FORT ST. JOHN, B.C- Council set its priorities for this year’s North Central Local Government Association (NCLGA) meeting.

On Monday, Council approved the three issues including RCMP costs, NCLGA board representation, and BC Hydro universal net metering.

Council is suggesting that “the NCLGA and Union Of BC Municipalities (UBCM) lobby the Provincial Government to implement a police funding formula that fairly and equitably distributes RCMP expenses to all local governments throughout the Province”.

During a January 25th meeting, council discussed the lopsided cost-sharing between municipalities and rural areas for police services.

“The province has seen a single-digit increase in their policing costs over the last 10 years, and we’ve seen a little over double,” said Mayor Lori Ackerman. “It doesn’t matter if it’s regional policing or sticking with municipal police units, the reality is that the cost is not being borne equitably.”

According to the province, Municipalities, such as Fort St. john, with 15,000 people or more pay 90 per cent of the cost base described in the policing agreements. The federal government pays the remaining 10 per cent. Municipalities between 5,000 and 14,999 in population pay 70 per cent of RCMP costs while the federal government pays the remaining amount.

The City is also looking for better representation on the NCLGA board for large municipalities.

The 14-member board includes seven appointed representatives from each regional district to advocate for north-central local governments. The City believes larger municipalities have topics that small communities and regional districts are unfamiliar with.

The City is requesting “that the NCLGA Executive be asked to consider the board member composition be amended to better reflect the members and communities it represents”.

The City is also asking the board to lobby the provincial government to amend BC Hydro’s Net Metering Service and create a net metering virtual service.
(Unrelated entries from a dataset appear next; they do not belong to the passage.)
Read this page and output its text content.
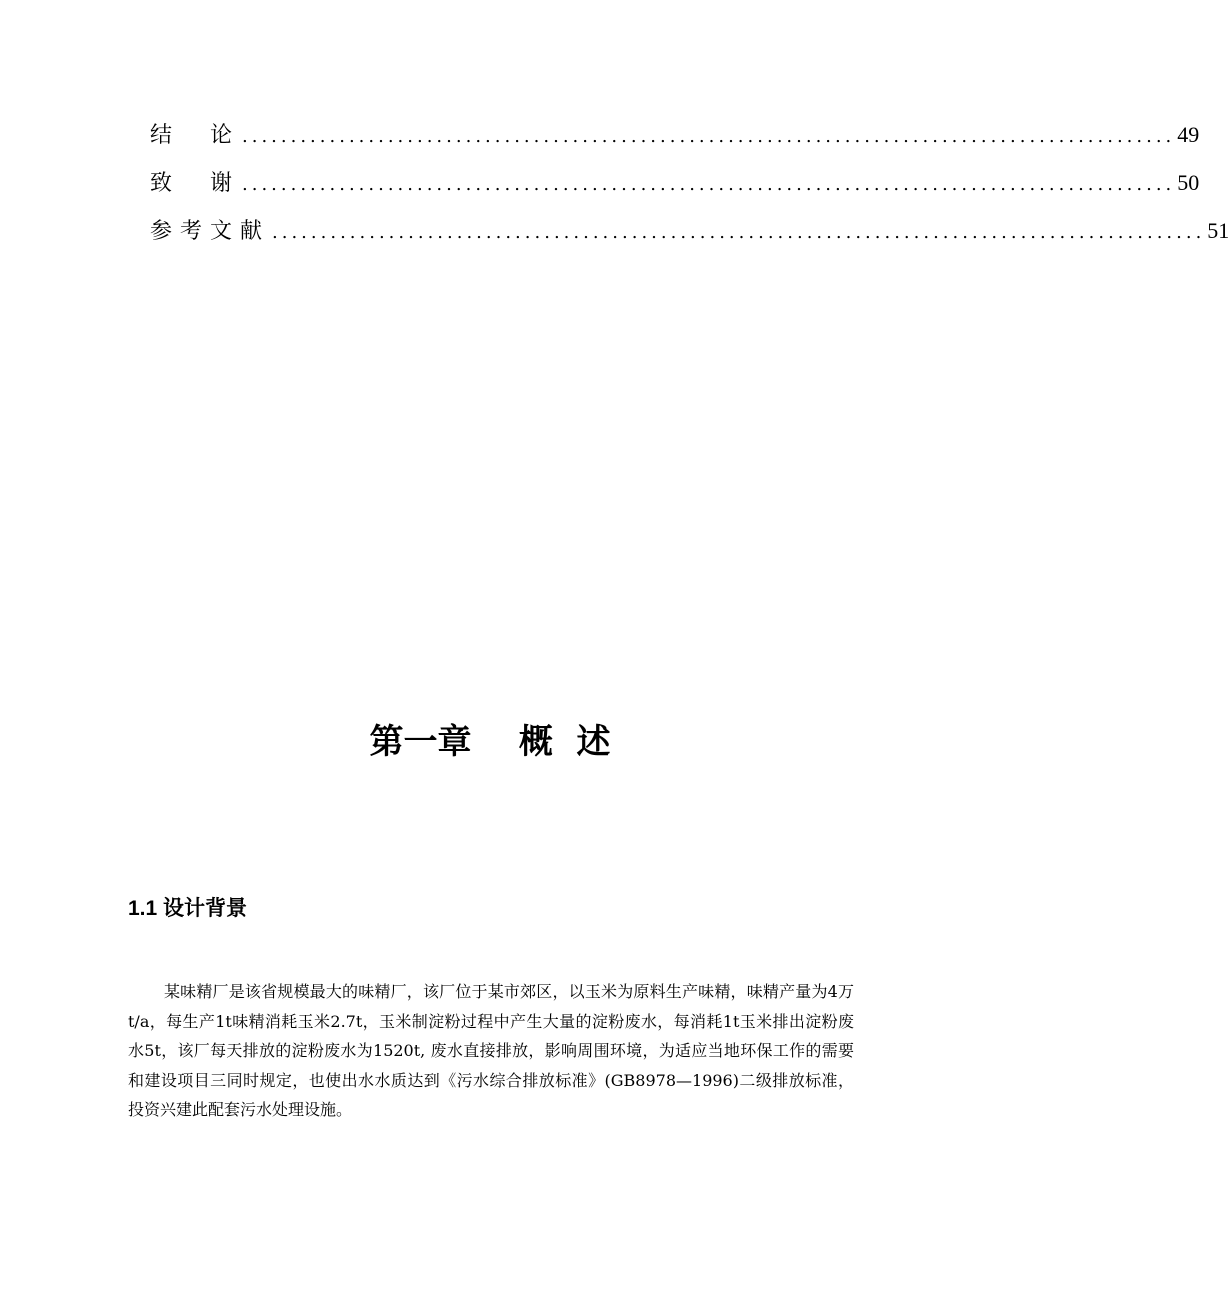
结  论 ................................................................................................ 49
致  谢 ................................................................................................ 50
参考文献 ................................................................................................ 51
第一章    概  述
1.1 设计背景
某味精厂是该省规模最大的味精厂，该厂位于某市郊区，以玉米为原料生产味精，味精产量为4万t/a，每生产1t味精消耗玉米2.7t，玉米制淀粉过程中产生大量的淀粉废水，每消耗1t玉米排出淀粉废水5t，该厂每天排放的淀粉废水为1520t, 废水直接排放，影响周围环境，为适应当地环保工作的需要和建设项目三同时规定，也使出水水质达到《污水综合排放标准》(GB8978—1996)二级排放标准，投资兴建此配套污水处理设施。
“The BC Utilities Commission’s decision [last year] regarding BC Hydro’s request to change the net metering rate adversely affected those municipalities who have net metering generating facility since the rate was drastically reduced,” said the report.

As part of the decision, BC Hydro had to investigate the feasibility of changing their operations to single hydrometers linked to one account.

“This would result in local governments being able to transfer excess power to another meter’s consumption to reduce the expense paid to BC Hydro. Rather than being a suggestion for BC Hydro to consider, this administrative change should be a requirement that Hydro should do,” said the report.

The NCLGA Annual General Meeting and convention is taking place virtually on May 5th and 6th.